California Super Lotto! Rules are choosing any 5 numbers between 1-47 that do not repeat. Then picking a mega number between 1-27 that can repeat from the initial 5 numbers. Lastly to win you have to match all 5 numbers and the mega number.
We had to answer these 3 questions.....
How many different number combinations are possible for a CA Super Lotto ticket?
What is the probability of winning the CA Super Lotto?
If you match all 6 numbers, you win $8,000,000. It costs $1 to play. What are your expected winnings?
When I first read this problem, before even learning about probability I guessed the probability would be 1 in a million, because that's what you usually always hear for events where your chance is slim. No calculations where made. Little did I know.....
So I first started by thinking about how to find all the total combinations, I knew I had to use some sort of multiplication rule.

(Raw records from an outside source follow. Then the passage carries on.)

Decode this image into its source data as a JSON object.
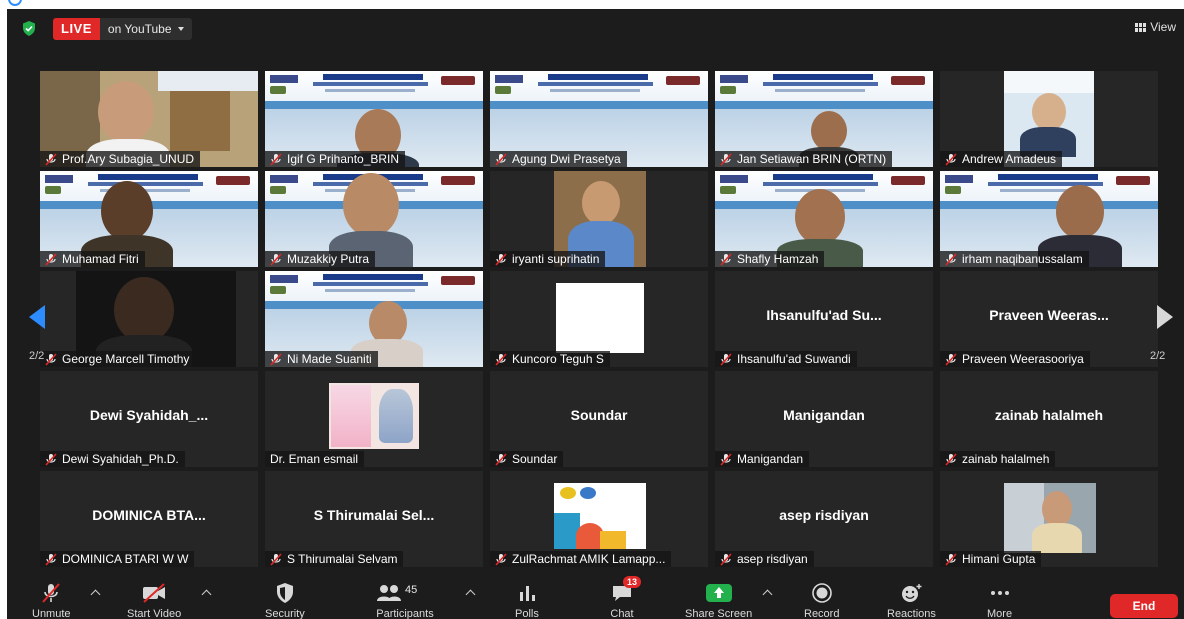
{
  "topbar": {
    "live_label": "LIVE",
    "stream_label": "on YouTube",
    "view_label": "View"
  },
  "pagination": {
    "left": "2/2",
    "right": "2/2"
  },
  "tiles": [
    {
      "name": "Prof.Ary Subagia_UNUD",
      "center": "",
      "muted": true
    },
    {
      "name": "Igif G Prihanto_BRIN",
      "center": "",
      "muted": true
    },
    {
      "name": "Agung Dwi Prasetya",
      "center": "",
      "muted": true
    },
    {
      "name": "Jan Setiawan BRIN (ORTN)",
      "center": "",
      "muted": true
    },
    {
      "name": "Andrew Amadeus",
      "center": "",
      "muted": true
    },
    {
      "name": "Muhamad Fitri",
      "center": "",
      "muted": true
    },
    {
      "name": "Muzakkiy Putra",
      "center": "",
      "muted": true
    },
    {
      "name": "iryanti suprihatin",
      "center": "",
      "muted": true
    },
    {
      "name": "Shafly Hamzah",
      "center": "",
      "muted": true
    },
    {
      "name": "irham naqibanussalam",
      "center": "",
      "muted": true
    },
    {
      "name": "George Marcell Timothy",
      "center": "",
      "muted": true
    },
    {
      "name": "Ni Made Suaniti",
      "center": "",
      "muted": true
    },
    {
      "name": "Kuncoro Teguh S",
      "center": "",
      "muted": true
    },
    {
      "name": "Ihsanulfu'ad Suwandi",
      "center": "Ihsanulfu'ad  Su...",
      "muted": true
    },
    {
      "name": "Praveen Weerasooriya",
      "center": "Praveen  Weeras...",
      "muted": true
    },
    {
      "name": "Dewi Syahidah_Ph.D.",
      "center": "Dewi  Syahidah_...",
      "muted": true
    },
    {
      "name": "Dr. Eman esmail",
      "center": "",
      "muted": false
    },
    {
      "name": "Soundar",
      "center": "Soundar",
      "muted": true
    },
    {
      "name": "Manigandan",
      "center": "Manigandan",
      "muted": true
    },
    {
      "name": "zainab halalmeh",
      "center": "zainab halalmeh",
      "muted": true
    },
    {
      "name": "DOMINICA BTARI W W",
      "center": "DOMINICA  BTA...",
      "muted": true
    },
    {
      "name": "S Thirumalai Selvam",
      "center": "S  Thirumalai  Sel...",
      "muted": true
    },
    {
      "name": "ZulRachmat AMIK Lamapp...",
      "center": "",
      "muted": true
    },
    {
      "name": "asep risdiyan",
      "center": "asep risdiyan",
      "muted": true
    },
    {
      "name": "Himani Gupta",
      "center": "",
      "muted": true
    }
  ],
  "toolbar": {
    "unmute": "Unmute",
    "start_video": "Start Video",
    "security": "Security",
    "participants": "Participants",
    "participants_count": "45",
    "polls": "Polls",
    "chat": "Chat",
    "chat_badge": "13",
    "share_screen": "Share Screen",
    "record": "Record",
    "reactions": "Reactions",
    "more": "More",
    "end": "End"
  },
  "colors": {
    "background": "#1c1c1c",
    "tile": "#262626",
    "live_red": "#e02828",
    "share_green": "#23b14d",
    "accent_blue": "#2d8cff"
  }
}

But what do I multiply? I thought about the first 5 numbers on the ticket. The total numbers were 1- 47. 47 to the fifth power was my first guess. But then I realized numbers couldn't be repeated, and every time a number was written down. our sample space shrunk by one. Therefore, I would multiply 47 x 46 x 45 x 44 x 43. The product, 184,072,680. But that is not counting the mega number. The combos for the mega number is 27 because its a single number with any number between 1-27. We multiplied 27 x 184,072,680 to receive our overall number of probabilities, 4,969,962,360.
Next problem was finding the probability of winning the lotto. So we needed to distinguish what our sample space was and what our "success" numbers were. 47 x 46 x 45 x 44 x 43. These were our denominators. Taking in consideration that the numbers for the lotto could be out of order as long as they're matching to win ,the first numerator would be 5. 5/47 is the chance you get the first number right, and it decreases and decreases each number. the numerators were then 5 x 4 x 3 x 2 x 1. And adding the mega number chance at the end, 1/27. Multiplying all this together we get 120/4,969,962,360. Those are pretty great chances, right? (Not.) Comparing this to my original guess( 1 in a million) I realized I was way off, it was much more slim than that. Converting this to percentage form revealed the chances of winning , that is .000000024%.
Last question, what are the expected winnings. To solve this we used the formula to calculate the expectation of a random value (x) . E(x)=payout if you win(probability of winning)+(-money you bet) (probability of losing). We plugged the numbers in and got 96,000,000/4,969,962,360-4,009,962,240/4,969,962,360. Then subtracted this and calculated the percent. -.80. The expected winnings for each dollar bet are 80 cents.